The Affair Season 4 (Showtime):
Season 3 of The Affair was so hard to watch, especially in retrospect, knowing what we do now about Brendan Fraiser’s #metoo moment. Plus, the show’s quirky gimmick–of showing multiple scenes played out through different character POV’s, like some Hampton’s version of Rashamon–couldn’t really sustain itself after answering the show’s central question: “Who killed Scotty Lockhart after his amazing Twin Peaks audition?”
But showrunner and creator Sarah Treem promises big things for this season, and we can already see that played out in a locale change: Noah Solloway is now in Los Angeles, still trying his best to be a teacher despite his terrible track record of sleeping with students, sleeping with faculty, sleeping with…oh sh*t, remember that time there was a hurricane and Noah got stuck at this Manhattan book party and ended up in hot tub with two hot, nubile women making out, and when Noah tried to join in, it turns out one of the women was his teenage daughter?
It’s really hard to feel bad for Noah Solloway, but at least this in LA promises a little more diversity than its New York counterparts; where it was not that unbelievable for a sheltered Brooklyn author who summers in Montauk might not know any black people outside the one cop who’s tailing him.
Call my reaction: dubious, but enthused.
Strange Angel (CBS All Access):
I know we all laughed at the idea of a CBS “special” all-streaming channel when the concept was first introduced, but after hosting the rebooted Star Trek on the service and all the breathless talk of a Kevin Williamson renaissance on the app, I think we can all agree that the All Access is legit.
The show that’s really going to make it or break it for me though is Mark Heyman’s (Black Swan, The Skeleton Twins) new show, Strange Angel, based on the biography Strange Angel: The Otherworldly Life of Rocket Scientist John Whiteside Parsons by George Pendle. Now “Jack Parsons” was a real man, and if you don’t already know his seriously bonkers story, check out Deadline’s description: (Jack) Reynor will play Jack Parsons, a brilliant and ambitious blue-collar worker of 1930s Los Angeles who started as a janitor at a chemical factory but had fantastical dreams that led him to birth the unknown discipline of American rocketry. Along the way, he fell into a mysterious world that included sex magic rituals at night, and he became a disciple of occultist Aleister Crowley. Parsons used Crowley’s teachings of self-actualization to support his unimaginable and unprecedented endeavor to the stars.
Look, I don’t know about you, but scripts about the early days of rocket launches and space exploration are usually super, super dry. It’s definitely Oscar-bait, but short of Captain America, the whole narrative just seems so…not fun. Maybe because there were so few women involved? (And I know, I know, Hidden Figures. Didn’t I just say this stuff is Oscar-bait?)
Really, the space race is an all-American narrative, mainly because we won over the Russians; and we’ve seen and heard these tropes a million times; about how the United States just had these brilliant and stoic men ready to go into the unknown and leave their families behind for their country.

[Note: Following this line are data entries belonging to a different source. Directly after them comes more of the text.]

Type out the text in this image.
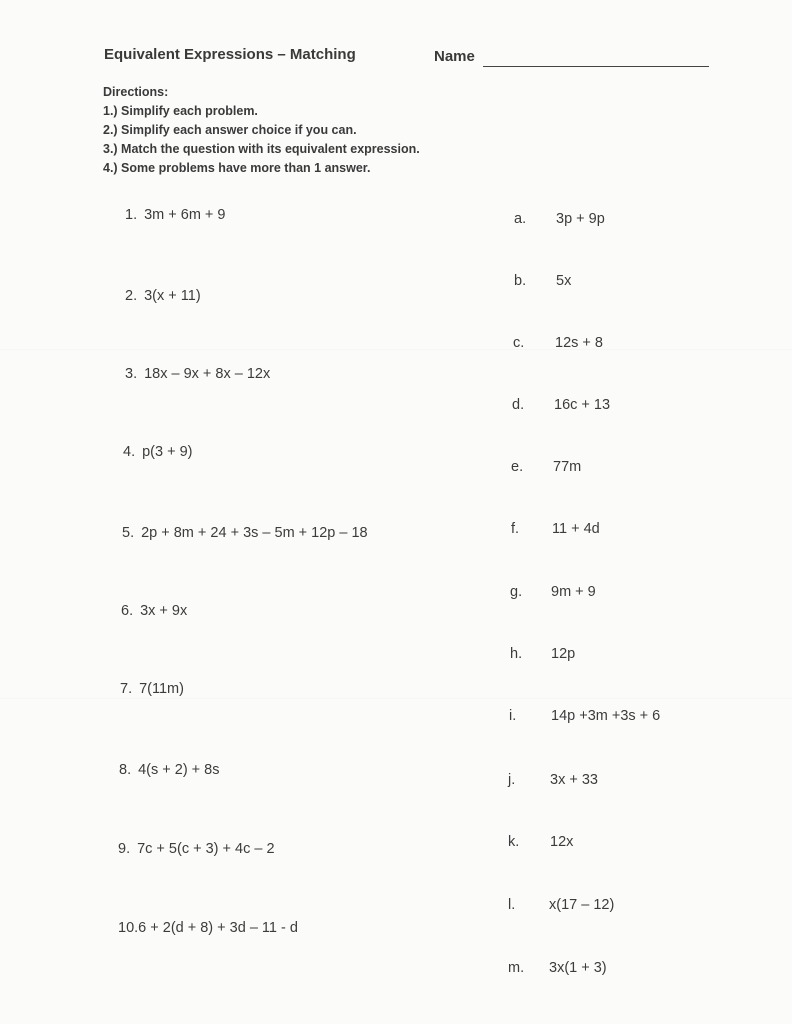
Equivalent Expressions – Matching	Name
Directions:
1.) Simplify each problem.
2.) Simplify each answer choice if you can.
3.) Match the question with its equivalent expression.
4.) Some problems have more than 1 answer.
1. 3m + 6m + 9
2. 3(x + 11)
3. 18x – 9x + 8x – 12x
4. p(3 + 9)
5. 2p + 8m + 24 + 3s – 5m + 12p – 18
6. 3x + 9x
7. 7(11m)
8. 4(s + 2) + 8s
9. 7c + 5(c + 3) + 4c – 2
10.6 + 2(d + 8) + 3d – 11 - d
a. 3p + 9p
b. 5x
c. 12s + 8
d. 16c + 13
e. 77m
f. 11 + 4d
g. 9m + 9
h. 12p
i. 14p +3m +3s + 6
j. 3x + 33
k. 12x
l. x(17 – 12)
m. 3x(1 + 3)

It’s about time (or something relative) that someone told the story from a different perspective: why not a brilliant, scientific mind that’s not so rigid that it can’t understand the importance of both aeronautical engineering, high explosives technologies AND sex magic?
After all, Parsons invented the “first rocket engine to use a castable, composite rocket propellant, and pioneered the advancement of both liquid-fuel and solid-fuel rockets.” If not for the teachings of Aleister Crowley, maybe Parsons’ never would have figured it out. Maybe Parson’s would have been too sexually frustrated by the 1940s rigid morality to do anything other than sit at home and play with his own personal liquid-fuel rocket (if you know what I mean).